Si los Lacroze tuvieron conocimiento de estos dictámenes lapidarios no lo sabemos, aunque es de suponer que si, como especialistas en el tema que eran. Sin embargo, no se arredraron y en junio de 1881 elevaron un nuevo proyecto, ambicioso por cierto: una línea de tramways que partiendo de Almagro llegara hasta Tandil, pasando por Cañuelas, Monte, Las Flores y Rauch. Y no satisfechos con esto, a los pocos días hicieron otra presentación ampliando la anterior, con una línea que partiendo de Monte se extendería a Saladillo, Gral. Alvear, Tapalqué, Azul y Olavarría: más de 600 km. en conjunto.

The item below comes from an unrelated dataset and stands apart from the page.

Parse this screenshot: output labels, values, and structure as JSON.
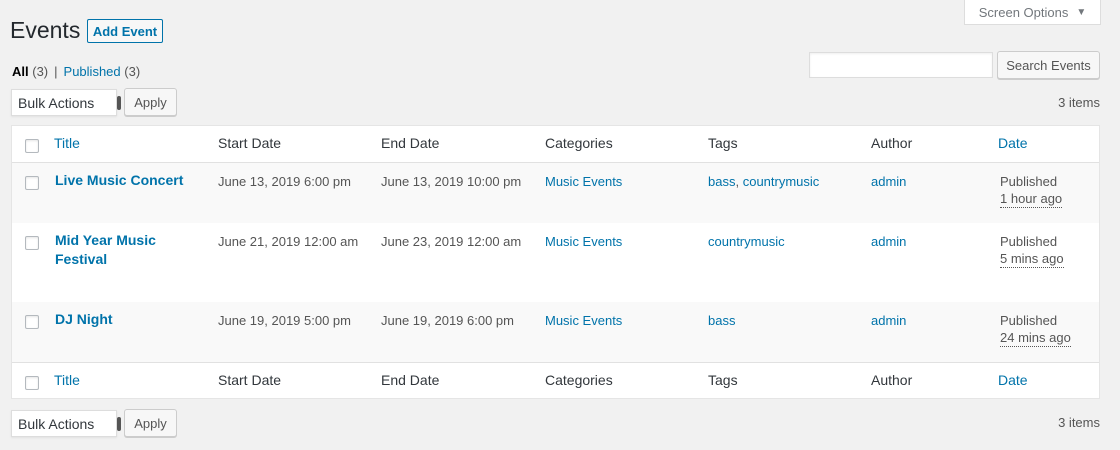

Incluso llegaron a editar un libro de 90 páginas —Tramway de Buenos Aires al Tandil y Olavarría— dedicado al gobernador de la Provincia Dardo Rocha, por “sus amigos F. y J. Lacroze”, según rezaba en la tapa. Allí, además de repetir las bases de la concesión solicitada, se reproducían múltiples artículos de periódicos, tanto capitalinos como del interior, en los que se ponderaban las virtudes de los tramways en la campaña frente a los onerosos ferrocarriles a vapor; completaban el conjunto cartas de apoyo del gerente del Ferrocarril Oeste, Augusto Ringuelet, y del procurador general de la Nación, Eduardo Costa.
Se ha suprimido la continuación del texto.